Nous rappelons cet événement qui s’est passé sur notre terre il y a quelque deux mille ans, nous éprouvons la joie qu’il porte, nous mesurons la lumière dont il éclaire notre chemin. En tout cela, ensemble et indissociablement, Dieu entre dans notre histoire.
Fabrice Hadjadj l’expliquait bien il y a quelques jours, sur le site de la revue Limite : Dieu s’incarne, l’éternité entre dans le temps, et cela passe précisément par le plus particulier et le plus fugitif, par ce petit d’homme sur un bout de terre coincé entre de grands pays, au bout de la Méditerranée, à la frontière du désert : l’irruption de l’éternité n’est pas l’inscription dans notre siècle de réalités permanentes, dont le froid modèle serait la pierre ou le métal, ou la révélation d’un temps indéfini, suspendu.
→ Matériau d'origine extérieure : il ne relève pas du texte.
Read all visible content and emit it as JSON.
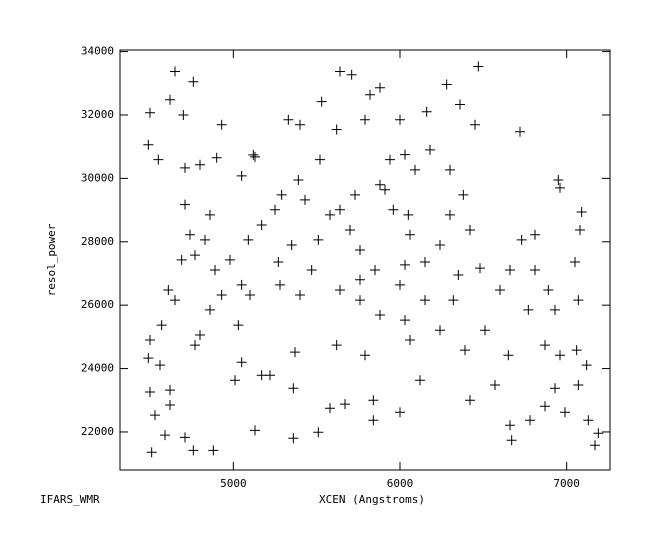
{
  "chart_data": {
    "type": "scatter",
    "x_label": "XCEN (Angstroms)",
    "y_label": "resol_power",
    "footer": "IFARS_WMR",
    "color": "#000000",
    "marker": "+",
    "xlim": [
      4320,
      7260
    ],
    "ylim": [
      20800,
      34050
    ],
    "xticks": [
      5000,
      6000,
      7000
    ],
    "yticks": [
      22000,
      24000,
      26000,
      28000,
      30000,
      32000,
      34000
    ],
    "x": [
      4490,
      4500,
      4550,
      4650,
      4760,
      4620,
      4700,
      4710,
      4800,
      4900,
      4930,
      5050,
      5130,
      5120,
      5330,
      5400,
      5530,
      5640,
      5710,
      5820,
      5880,
      6000,
      6160,
      6280,
      6360,
      6450,
      6470,
      6720,
      6950,
      6960,
      7090,
      7080,
      7050,
      7070,
      6930,
      6870,
      6960,
      7060,
      7120,
      6930,
      7070,
      6870,
      6990,
      7130,
      7190,
      7170,
      6660,
      6670,
      6780,
      4500,
      4490,
      4500,
      4530,
      4510,
      4590,
      4710,
      4620,
      4620,
      4560,
      4570,
      4650,
      4610,
      4690,
      4770,
      4830,
      4860,
      4710,
      4740,
      4890,
      4930,
      4860,
      4770,
      4800,
      5030,
      5100,
      5050,
      4980,
      5090,
      5170,
      5250,
      5290,
      5390,
      5430,
      5350,
      5270,
      5280,
      5400,
      5470,
      5510,
      5580,
      5640,
      5730,
      5700,
      5760,
      5850,
      5910,
      5880,
      5960,
      6050,
      6060,
      6030,
      6000,
      6030,
      6060,
      6150,
      6240,
      6300,
      6380,
      6420,
      6480,
      6350,
      6320,
      6240,
      6390,
      6510,
      6600,
      6660,
      6730,
      6810,
      6890,
      6810,
      6770,
      6650,
      6570,
      6420,
      6120,
      6000,
      5840,
      5840,
      5790,
      5620,
      5670,
      5580,
      5510,
      5360,
      5370,
      5360,
      5220,
      5170,
      5010,
      5050,
      4880,
      4760,
      5130,
      5520,
      5620,
      5790,
      5940,
      6030,
      6180,
      6300,
      6090,
      5640,
      5760,
      5880,
      6150,
      5760
    ],
    "values": [
      31060,
      32070,
      30590,
      33370,
      33050,
      32480,
      32000,
      30330,
      30430,
      30650,
      31690,
      30080,
      30680,
      30740,
      31850,
      31690,
      32420,
      33370,
      33270,
      32640,
      32860,
      31850,
      32100,
      32960,
      32330,
      31690,
      33530,
      31470,
      29950,
      29700,
      28940,
      28370,
      27360,
      26160,
      25850,
      24740,
      24420,
      24580,
      24110,
      23380,
      23480,
      22810,
      22620,
      22370,
      21960,
      21580,
      22210,
      21740,
      22370,
      24900,
      24330,
      23260,
      22530,
      21360,
      21900,
      21830,
      22850,
      23320,
      24110,
      25370,
      26160,
      26480,
      27430,
      27580,
      28060,
      28850,
      29170,
      28220,
      27110,
      26320,
      25850,
      24740,
      25060,
      25370,
      26320,
      26640,
      27430,
      28060,
      28530,
      29010,
      29480,
      29950,
      29320,
      27900,
      27360,
      26640,
      26320,
      27110,
      28060,
      28850,
      29010,
      29480,
      28370,
      27740,
      27110,
      29640,
      29800,
      29010,
      28850,
      28220,
      27270,
      26640,
      25530,
      24900,
      27360,
      27900,
      28850,
      29480,
      28370,
      27170,
      26950,
      26160,
      25210,
      24580,
      25210,
      26480,
      27110,
      28060,
      27110,
      26480,
      28220,
      25850,
      24420,
      23480,
      23000,
      23630,
      22620,
      23000,
      22370,
      24420,
      24740,
      22880,
      22750,
      21990,
      21800,
      24520,
      23380,
      23790,
      23790,
      23630,
      24200,
      21420,
      21420,
      22050,
      30590,
      31540,
      31850,
      30590,
      30750,
      30900,
      30270,
      30270,
      26480,
      26160,
      25690,
      26160,
      26800
    ]
  }
}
L’éternité est « la transcendance par rapport à toute temporalité, transcendance qui se manifeste moins par la permanence que l’événement. » Dieu n’est pas moins Être en prenant notre chair, fugacement, pour quelques décennies. Au contraire, « ce que nos yeux ont vu, ce que nos mains ont touché », disait Jean, est plénitude, et Jésus, entré dans l’histoire, demeure avec chacun de nous « jusqu’à la fin du monde », jusqu’à son retour. Nous en recevons le témoignage dans la foi, nous le vivons par le charité dans nos vies, nous en attendons avec espérance l’accomplissement, et tout cela forme un tout, dans une temporalité qui n’est plus la simple succession linéaire des instants. Comme le rappelle le patriarche Sako, cité par le cardinal Barbarin : « Espérer, ce n’est pas penser que cela ira mieux demain, c’est croire que quelles que soient les circonstances nous restons dans la main de Dieu. »
Au risque de paraître privilégier une simple tradition particulière, qui a tout de même pour elle la traversée des siècles et une sagesse proprement millénaire, il se joue tout particulièrement dans Noël ce qui se joue dans toute icône : l’émergence de la lumière depuis l’obscurité dans un objet figé, qui plus est élaboré de façon très codifiée, d’apparence parfois déroutante, mais dont la contemplation ouvre progressivement l’âme à la reconnaissance de la présence vivante de Dieu. Le même semble se répéter, rien ne bouge, et pourtant Dieu agit par là de façon toujours neuve.